Ufak tefek notlara ve ayrıntılara takılmadan direk anlatmak istiyorum çünkü filmi izlerken ben benden oldum diyebilirim. David Fincher dedik, uluslararası best-seller dedik, iyi kitaptı, iyi kurguydu dedik büyük beklentilerle gittik filme. Kitabı okuyalı uzun zaman oldu ve ayrıntılara dair çok fazla şey net olarak aklımda değil. Bundan ötürü, film bittikten sonra uzun süre düşündüm bu filmin sonunda olay böyle mi bitiyordu yoksa farklı mı diye. Cinayetin çözülme kısmında benim devreler tam anlamıyla yandı. Ya ben başka bir kitap okudum, ya kafam güzelken okudum ya da Fincher kafası güzelken çekti filmi. Hem kitabı okuyup, hem filmi izleyenlere bırakıyorum yorumu ve eğer dediğim gibiyse, yani Harriet olayının sonuca bağlanmasında kitapla film arasında böyle bir alakasızlık varsa bana bunun mantıklı bir açıklamasını yapsınlar lütfen. Arkadaş, Harriet Avustralya(ülke yanlış olabilir) gibi bir yerde yaşayan, çoluk çocuk sahibi zengin bir kadın değil miydi? Kaçmasına Anita yardım ediyordu ve Harriet olayın sonunda Henrik Vanger 'in yanına dönmüyor muydu? Hakikaten yandı devrelerim biraz daha uzatırsam ağır saçmalayacağım.

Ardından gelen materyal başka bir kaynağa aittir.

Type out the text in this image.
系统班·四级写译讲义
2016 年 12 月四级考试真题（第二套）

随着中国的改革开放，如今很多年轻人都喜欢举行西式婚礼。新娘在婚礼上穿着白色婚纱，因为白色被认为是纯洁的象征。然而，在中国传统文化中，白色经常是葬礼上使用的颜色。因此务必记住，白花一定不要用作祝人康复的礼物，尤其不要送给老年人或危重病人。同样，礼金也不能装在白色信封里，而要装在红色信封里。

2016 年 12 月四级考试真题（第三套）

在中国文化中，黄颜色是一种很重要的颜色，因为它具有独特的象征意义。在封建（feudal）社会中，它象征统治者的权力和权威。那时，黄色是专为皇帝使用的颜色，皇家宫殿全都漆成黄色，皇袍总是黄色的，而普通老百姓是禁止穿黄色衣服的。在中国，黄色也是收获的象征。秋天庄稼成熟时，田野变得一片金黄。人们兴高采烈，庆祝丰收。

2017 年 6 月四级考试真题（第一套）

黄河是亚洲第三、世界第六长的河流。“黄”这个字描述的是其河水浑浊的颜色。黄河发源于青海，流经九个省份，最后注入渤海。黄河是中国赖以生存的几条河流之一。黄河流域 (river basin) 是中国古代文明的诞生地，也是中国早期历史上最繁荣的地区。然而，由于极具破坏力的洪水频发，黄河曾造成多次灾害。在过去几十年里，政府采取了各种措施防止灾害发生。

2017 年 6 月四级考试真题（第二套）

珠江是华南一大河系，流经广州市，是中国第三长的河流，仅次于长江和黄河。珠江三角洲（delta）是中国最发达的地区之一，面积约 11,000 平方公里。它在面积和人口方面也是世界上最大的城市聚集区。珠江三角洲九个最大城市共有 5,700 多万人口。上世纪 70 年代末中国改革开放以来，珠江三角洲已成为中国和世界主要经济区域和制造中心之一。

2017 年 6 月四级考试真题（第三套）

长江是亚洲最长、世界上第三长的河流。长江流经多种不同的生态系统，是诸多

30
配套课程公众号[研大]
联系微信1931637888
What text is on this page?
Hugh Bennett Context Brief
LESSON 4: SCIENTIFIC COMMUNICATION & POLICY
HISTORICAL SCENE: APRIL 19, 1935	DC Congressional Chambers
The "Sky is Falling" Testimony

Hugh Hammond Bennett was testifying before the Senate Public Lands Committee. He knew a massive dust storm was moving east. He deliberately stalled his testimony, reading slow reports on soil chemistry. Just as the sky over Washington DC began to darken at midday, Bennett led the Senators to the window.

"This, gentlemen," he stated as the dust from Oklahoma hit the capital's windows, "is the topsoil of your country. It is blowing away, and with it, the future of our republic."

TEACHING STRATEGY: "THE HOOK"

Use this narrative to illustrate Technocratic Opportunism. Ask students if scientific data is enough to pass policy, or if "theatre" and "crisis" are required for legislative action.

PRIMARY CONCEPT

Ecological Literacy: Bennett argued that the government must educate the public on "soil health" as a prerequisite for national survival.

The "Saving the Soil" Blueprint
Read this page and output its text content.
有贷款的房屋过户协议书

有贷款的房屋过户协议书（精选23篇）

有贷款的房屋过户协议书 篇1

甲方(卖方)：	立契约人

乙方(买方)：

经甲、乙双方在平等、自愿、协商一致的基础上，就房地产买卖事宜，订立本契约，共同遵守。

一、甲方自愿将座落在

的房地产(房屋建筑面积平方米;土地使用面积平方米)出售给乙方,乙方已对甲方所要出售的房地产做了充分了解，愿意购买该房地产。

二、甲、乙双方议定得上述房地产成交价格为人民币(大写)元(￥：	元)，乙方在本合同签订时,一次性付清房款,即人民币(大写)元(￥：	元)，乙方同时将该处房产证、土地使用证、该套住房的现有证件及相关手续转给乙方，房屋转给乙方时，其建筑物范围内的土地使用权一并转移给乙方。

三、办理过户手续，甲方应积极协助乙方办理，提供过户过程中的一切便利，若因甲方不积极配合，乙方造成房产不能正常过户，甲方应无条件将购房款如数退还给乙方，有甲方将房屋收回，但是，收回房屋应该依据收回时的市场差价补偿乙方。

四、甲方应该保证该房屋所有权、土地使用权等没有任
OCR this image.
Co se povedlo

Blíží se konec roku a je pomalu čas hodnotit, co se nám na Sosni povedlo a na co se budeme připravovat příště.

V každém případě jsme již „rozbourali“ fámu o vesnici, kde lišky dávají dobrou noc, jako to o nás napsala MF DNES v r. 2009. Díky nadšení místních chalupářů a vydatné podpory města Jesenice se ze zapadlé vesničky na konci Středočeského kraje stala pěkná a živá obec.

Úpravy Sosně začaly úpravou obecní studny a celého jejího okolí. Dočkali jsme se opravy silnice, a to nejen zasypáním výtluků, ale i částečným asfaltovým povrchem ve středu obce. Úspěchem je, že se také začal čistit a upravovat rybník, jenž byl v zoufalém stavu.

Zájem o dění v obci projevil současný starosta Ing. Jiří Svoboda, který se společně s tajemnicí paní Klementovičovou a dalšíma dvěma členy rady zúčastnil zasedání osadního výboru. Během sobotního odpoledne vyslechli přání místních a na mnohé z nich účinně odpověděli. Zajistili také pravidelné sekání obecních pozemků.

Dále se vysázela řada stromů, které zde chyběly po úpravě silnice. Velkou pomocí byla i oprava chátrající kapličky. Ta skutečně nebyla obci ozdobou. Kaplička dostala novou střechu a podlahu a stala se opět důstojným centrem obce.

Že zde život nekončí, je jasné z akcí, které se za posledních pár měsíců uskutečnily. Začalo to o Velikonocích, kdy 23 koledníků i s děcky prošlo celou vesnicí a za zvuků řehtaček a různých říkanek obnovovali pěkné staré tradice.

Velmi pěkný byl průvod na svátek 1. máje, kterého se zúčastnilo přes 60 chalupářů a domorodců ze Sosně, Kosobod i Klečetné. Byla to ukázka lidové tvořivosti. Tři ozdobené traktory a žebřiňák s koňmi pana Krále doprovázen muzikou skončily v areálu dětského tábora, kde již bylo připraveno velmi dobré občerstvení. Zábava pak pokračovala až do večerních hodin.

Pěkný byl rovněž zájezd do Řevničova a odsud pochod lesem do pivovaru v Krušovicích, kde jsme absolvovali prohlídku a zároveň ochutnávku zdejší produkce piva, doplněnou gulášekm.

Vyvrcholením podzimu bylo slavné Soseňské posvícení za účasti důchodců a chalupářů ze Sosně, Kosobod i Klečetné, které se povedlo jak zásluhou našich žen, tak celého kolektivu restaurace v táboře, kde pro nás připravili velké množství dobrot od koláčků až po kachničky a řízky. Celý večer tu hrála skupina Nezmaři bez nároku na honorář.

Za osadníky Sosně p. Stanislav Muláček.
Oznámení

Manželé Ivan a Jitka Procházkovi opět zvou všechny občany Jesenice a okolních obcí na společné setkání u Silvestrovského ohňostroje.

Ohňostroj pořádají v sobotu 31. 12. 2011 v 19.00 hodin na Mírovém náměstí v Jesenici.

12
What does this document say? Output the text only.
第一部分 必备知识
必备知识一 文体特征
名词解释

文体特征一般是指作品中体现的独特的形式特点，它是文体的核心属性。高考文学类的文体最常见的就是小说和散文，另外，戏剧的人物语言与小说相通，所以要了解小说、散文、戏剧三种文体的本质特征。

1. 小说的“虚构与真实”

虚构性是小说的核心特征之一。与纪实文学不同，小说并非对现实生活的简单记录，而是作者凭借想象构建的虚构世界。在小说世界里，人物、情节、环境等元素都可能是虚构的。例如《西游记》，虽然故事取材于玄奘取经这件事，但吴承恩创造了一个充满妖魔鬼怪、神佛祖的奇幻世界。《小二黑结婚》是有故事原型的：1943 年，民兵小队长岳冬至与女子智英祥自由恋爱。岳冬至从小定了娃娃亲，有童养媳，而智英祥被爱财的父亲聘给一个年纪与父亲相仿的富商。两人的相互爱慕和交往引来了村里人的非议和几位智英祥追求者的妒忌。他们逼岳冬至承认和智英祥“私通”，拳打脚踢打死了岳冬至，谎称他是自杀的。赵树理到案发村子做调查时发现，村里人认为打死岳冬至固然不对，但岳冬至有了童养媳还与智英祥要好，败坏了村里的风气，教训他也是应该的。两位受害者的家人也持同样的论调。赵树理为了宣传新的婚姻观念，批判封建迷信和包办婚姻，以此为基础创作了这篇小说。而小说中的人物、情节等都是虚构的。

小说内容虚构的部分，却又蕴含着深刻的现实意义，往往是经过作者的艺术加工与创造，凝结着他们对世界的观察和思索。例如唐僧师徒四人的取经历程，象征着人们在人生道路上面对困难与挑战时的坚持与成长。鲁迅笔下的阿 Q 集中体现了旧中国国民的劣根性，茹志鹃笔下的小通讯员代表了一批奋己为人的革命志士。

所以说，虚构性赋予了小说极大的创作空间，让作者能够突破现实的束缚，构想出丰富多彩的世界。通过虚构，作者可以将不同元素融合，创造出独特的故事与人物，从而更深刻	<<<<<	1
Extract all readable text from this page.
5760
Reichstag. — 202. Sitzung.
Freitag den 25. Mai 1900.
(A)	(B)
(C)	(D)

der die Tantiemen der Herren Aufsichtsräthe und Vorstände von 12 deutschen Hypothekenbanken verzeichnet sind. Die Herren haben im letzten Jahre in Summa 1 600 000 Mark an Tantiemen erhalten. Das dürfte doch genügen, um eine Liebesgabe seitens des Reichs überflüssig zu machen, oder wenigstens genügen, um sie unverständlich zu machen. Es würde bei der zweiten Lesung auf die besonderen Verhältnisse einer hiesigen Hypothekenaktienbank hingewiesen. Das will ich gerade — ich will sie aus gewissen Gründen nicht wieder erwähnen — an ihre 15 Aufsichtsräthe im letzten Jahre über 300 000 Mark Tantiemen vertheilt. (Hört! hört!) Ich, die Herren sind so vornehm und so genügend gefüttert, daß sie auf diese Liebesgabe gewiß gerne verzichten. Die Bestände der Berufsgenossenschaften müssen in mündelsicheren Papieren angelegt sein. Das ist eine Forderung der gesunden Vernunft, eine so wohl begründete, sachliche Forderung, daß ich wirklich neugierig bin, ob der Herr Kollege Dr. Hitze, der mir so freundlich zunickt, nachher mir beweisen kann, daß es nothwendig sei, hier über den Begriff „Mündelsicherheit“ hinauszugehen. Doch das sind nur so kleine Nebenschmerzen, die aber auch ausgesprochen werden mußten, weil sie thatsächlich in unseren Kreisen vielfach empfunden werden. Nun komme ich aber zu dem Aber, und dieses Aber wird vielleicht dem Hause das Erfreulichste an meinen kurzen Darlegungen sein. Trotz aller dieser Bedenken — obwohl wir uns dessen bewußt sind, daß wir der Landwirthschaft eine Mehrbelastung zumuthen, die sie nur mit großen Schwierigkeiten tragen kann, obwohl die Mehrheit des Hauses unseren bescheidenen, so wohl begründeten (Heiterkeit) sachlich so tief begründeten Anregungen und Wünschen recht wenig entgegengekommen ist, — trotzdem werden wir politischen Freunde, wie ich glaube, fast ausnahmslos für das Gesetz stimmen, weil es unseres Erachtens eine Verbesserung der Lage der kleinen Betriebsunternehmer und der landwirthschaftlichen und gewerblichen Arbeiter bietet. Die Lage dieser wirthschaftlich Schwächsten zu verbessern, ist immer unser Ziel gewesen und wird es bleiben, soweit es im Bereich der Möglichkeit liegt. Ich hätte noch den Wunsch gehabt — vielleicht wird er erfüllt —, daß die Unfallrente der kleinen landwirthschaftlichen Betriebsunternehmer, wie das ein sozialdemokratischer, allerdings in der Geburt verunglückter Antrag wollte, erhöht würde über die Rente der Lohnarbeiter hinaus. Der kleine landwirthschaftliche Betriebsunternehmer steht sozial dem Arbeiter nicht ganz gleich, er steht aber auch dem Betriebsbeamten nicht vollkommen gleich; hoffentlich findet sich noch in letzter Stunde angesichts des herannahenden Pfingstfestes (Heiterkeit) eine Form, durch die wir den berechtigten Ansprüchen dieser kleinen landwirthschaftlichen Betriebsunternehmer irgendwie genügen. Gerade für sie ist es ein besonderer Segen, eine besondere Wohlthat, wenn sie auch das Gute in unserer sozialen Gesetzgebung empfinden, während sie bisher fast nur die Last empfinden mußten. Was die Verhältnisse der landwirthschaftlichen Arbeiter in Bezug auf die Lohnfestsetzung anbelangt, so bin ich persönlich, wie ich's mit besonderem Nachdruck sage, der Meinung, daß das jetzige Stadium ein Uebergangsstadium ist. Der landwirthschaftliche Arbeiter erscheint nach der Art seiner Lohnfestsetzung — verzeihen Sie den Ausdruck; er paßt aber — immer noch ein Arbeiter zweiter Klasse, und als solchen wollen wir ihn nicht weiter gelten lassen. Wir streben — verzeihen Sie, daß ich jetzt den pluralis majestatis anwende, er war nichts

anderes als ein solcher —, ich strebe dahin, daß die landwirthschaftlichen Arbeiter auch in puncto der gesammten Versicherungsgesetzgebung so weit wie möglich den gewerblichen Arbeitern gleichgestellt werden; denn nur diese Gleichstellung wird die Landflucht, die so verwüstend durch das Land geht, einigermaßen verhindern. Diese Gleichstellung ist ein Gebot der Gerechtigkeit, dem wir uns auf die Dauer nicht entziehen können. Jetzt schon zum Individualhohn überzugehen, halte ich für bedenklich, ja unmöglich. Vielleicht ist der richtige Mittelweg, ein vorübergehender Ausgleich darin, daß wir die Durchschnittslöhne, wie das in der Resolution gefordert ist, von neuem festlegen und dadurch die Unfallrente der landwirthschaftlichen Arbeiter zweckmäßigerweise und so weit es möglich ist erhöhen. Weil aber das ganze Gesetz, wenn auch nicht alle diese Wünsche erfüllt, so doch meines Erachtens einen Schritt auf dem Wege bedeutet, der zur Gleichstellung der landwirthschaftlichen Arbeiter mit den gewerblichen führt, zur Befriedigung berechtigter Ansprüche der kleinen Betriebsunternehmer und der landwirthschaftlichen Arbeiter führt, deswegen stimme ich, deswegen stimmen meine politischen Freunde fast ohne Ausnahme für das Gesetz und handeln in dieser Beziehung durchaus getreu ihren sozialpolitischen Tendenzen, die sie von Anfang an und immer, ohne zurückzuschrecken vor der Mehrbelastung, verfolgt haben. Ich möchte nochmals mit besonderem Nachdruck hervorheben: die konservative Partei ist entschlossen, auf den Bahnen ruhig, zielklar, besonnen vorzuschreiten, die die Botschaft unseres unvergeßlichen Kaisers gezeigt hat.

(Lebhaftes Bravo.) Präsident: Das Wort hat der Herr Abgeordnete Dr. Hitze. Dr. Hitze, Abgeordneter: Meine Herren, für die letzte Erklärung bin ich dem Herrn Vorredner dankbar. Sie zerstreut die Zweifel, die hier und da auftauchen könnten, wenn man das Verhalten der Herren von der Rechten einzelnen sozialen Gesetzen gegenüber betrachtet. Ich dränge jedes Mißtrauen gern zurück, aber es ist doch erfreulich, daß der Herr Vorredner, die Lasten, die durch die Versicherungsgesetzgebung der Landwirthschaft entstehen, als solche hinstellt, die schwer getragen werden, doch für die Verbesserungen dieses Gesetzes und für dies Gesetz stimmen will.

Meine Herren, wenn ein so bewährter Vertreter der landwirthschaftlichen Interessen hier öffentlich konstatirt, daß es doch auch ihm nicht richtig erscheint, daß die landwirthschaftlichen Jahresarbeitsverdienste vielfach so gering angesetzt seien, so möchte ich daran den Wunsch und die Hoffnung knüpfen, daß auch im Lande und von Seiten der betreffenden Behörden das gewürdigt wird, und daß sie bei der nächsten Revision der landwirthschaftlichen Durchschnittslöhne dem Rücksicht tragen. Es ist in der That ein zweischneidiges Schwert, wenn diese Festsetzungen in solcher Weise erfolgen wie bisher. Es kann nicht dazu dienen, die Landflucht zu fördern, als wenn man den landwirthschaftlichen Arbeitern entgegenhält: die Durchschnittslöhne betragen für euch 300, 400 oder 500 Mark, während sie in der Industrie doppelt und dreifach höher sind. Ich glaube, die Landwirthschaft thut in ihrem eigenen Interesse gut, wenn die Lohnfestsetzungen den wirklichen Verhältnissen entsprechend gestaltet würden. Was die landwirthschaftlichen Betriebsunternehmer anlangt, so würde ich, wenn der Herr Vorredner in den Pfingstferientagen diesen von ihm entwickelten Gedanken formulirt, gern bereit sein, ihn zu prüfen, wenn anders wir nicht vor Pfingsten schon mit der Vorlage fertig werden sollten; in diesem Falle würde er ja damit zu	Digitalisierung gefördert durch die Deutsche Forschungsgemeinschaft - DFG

İkinci bir konu ise Lisbeth Salender, yani şu meşhur Ejderha Dövmeli Kız 'ın dış görüntüsü. Kitapta bulunan tasvirle(İsveç yapımı filmde görüntüsü oldukça başarılıydı) filmde yer alan görüntünün ne kadar tutarlı olduğu tartışmaya oldukça açık. Kitapta tasvir edilen şekliyle Lisbeth, yaşından küçük gösteren, dışarıdan bakıldığında bir çocuk zannedilen bir kız durumundaydı. Filmde yer alan Lisbeth ise boyu kısa olmasına rağmen hormonal gelişimini gayet başarılı tamamlamış, vücut kıvrımları son derece başarılı, "bodur tavuk her daim piliçtir" sözünü perçinleyen bir görüntüye sahip. Bol kıyafetlerin içinde bu çok belli olmasa da vücudunun çıplak göründüğü sahnelerde durum kolayca farkediliyordu. Kısacası, olmamışşşşşşşşşşşşşşşşşşşşş.

- bu kadar spoiler yeter dayanamayacağım çok doluyum -




Film belli bir noktaya kadar çok iyi gidiyordu ki bahsettiğim konular filmi benim için oldukça aşağıya çekti. Kitabı okumayan biri için iyi bir film olmuş. Sonuçta kameranın arkasında Fincher var. Ama kitabı okuyup benim gibi çok beğenmiş bir izleyici için sonucun iyi olduğunu hiç sanmıyorum. Kitaptan uyarlanan filmler adına benim için en önemli ayrıntı kurguya sadakattir. The Girl With The Dragon Tattoo için bunun başarılamadığını söyleyebilirim. Bundan ötürü David Fincher 'ı suçlamalı mıyım bilmiyorum ama benden bir şeylerin kopup gittiği bir gerçek. Filmin devamı büyük ihtimalle gelecek ve onları da izleyeceğim elbet. Ama bu mükemmel kurgu için, umarım bu son hayal kırıklığım olur. Her şey bir yana, The Girl With The Dragon Tattoo 'yu IMDB 'de an itibarı ile TOP250 listesinde bulunduran sebep nedir anlamış değilim. Oy verenlerle farklı filmleri seyretmiş ya da farklı kitapları okumuş olabilir miyiz?




David Fincher 'ın projeyi eline aldığını duyunca meraklanmış, fragmanı gördüğüm zaman heyecanlanmış ve film vizyona girdikten birkaç hafta sonra IMDB sıralamasını görünce izlemek adına adeta azmıştım. Hayallerim yerle bir şu an. Olmadı ne yapalım, bir daha ki sefere artık. Adettendir, iyi seyirler dileyelim.